Doshi-Velez and Kim (2017) propose three major levels when evaluating interpretability:

  • Application level evaluation (real task): Put the explanation into the product and let the end user test it. For example, on an application level, radiologists would test fracture detection software (which includes a machine learning component to suggest where fractures might be in an x-ray image) directly in order to evaluate the model. This requires a good experimental setup and an idea of how to assess the quality. A good baseline for this is always how good a human would be at explaining the same decision.
  • Human level evaluation (simple task) is a simplified application level evaluation. The difference is that these experiments are not conducted with the domain experts, but with lay humans. This makes experiments less expensive (especially when the domain experts are radiologists) and it is easier to find more humans. An example would be to show a user different explanations and the human would choose the best.
  • Function level evaluation (proxy task) does not require any humans.
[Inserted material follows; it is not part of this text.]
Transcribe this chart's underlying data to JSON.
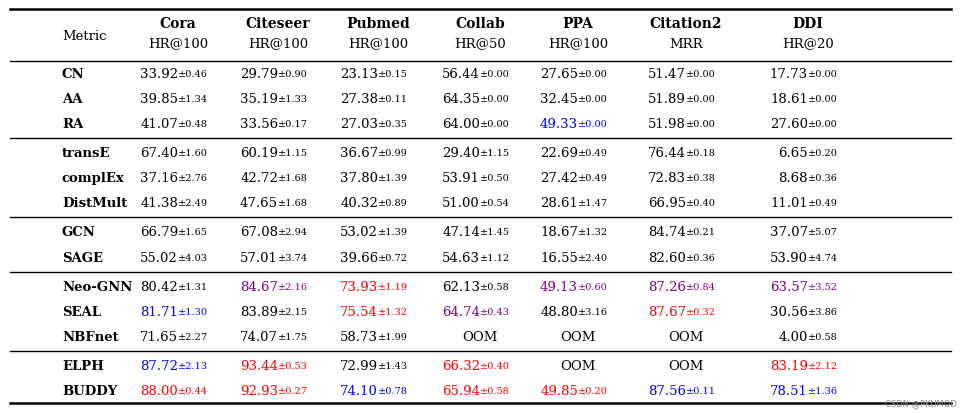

This works best when the class of models used was already evaluated by someone else in a human level evaluation. For example it might be known that the end users understand decision trees. In this case, a proxy for explanation quality might be the depth of the tree. Shorter trees would get a better explainability rating. It would make sense to add the constraint that the predictive performance of the tree remains good and does not drop too much compared to a larger tree. More on Function Level Evaluation

Model size is an easy way to measure explanation quality, but it is too simplistic. For example, a sparse model with features that are themselves not interpretable is still not a good explanation.

There are more dimensions to interpretability:

  • Model sparsity: How many features are being used by the explanation?
  • Monotonicity: Is there a monotonicity constraint? Monotonicity means that a feature has a monotonic relationship with the target. If the feature increases, the target either always increases or always decreases, but never switches between increasing and decreasing.
  • Uncertainty: Is a measurement of uncertainty part of the explanation?
  • Interactions: Is the explanation able to include interactions of features?
  • Cognitive processing time: How long does it take to understand the explanation?
  • Feature complexity: What features were used for the explanation? PCA components are harder to understand than word occurrences, for example.
  • Description length of explanation.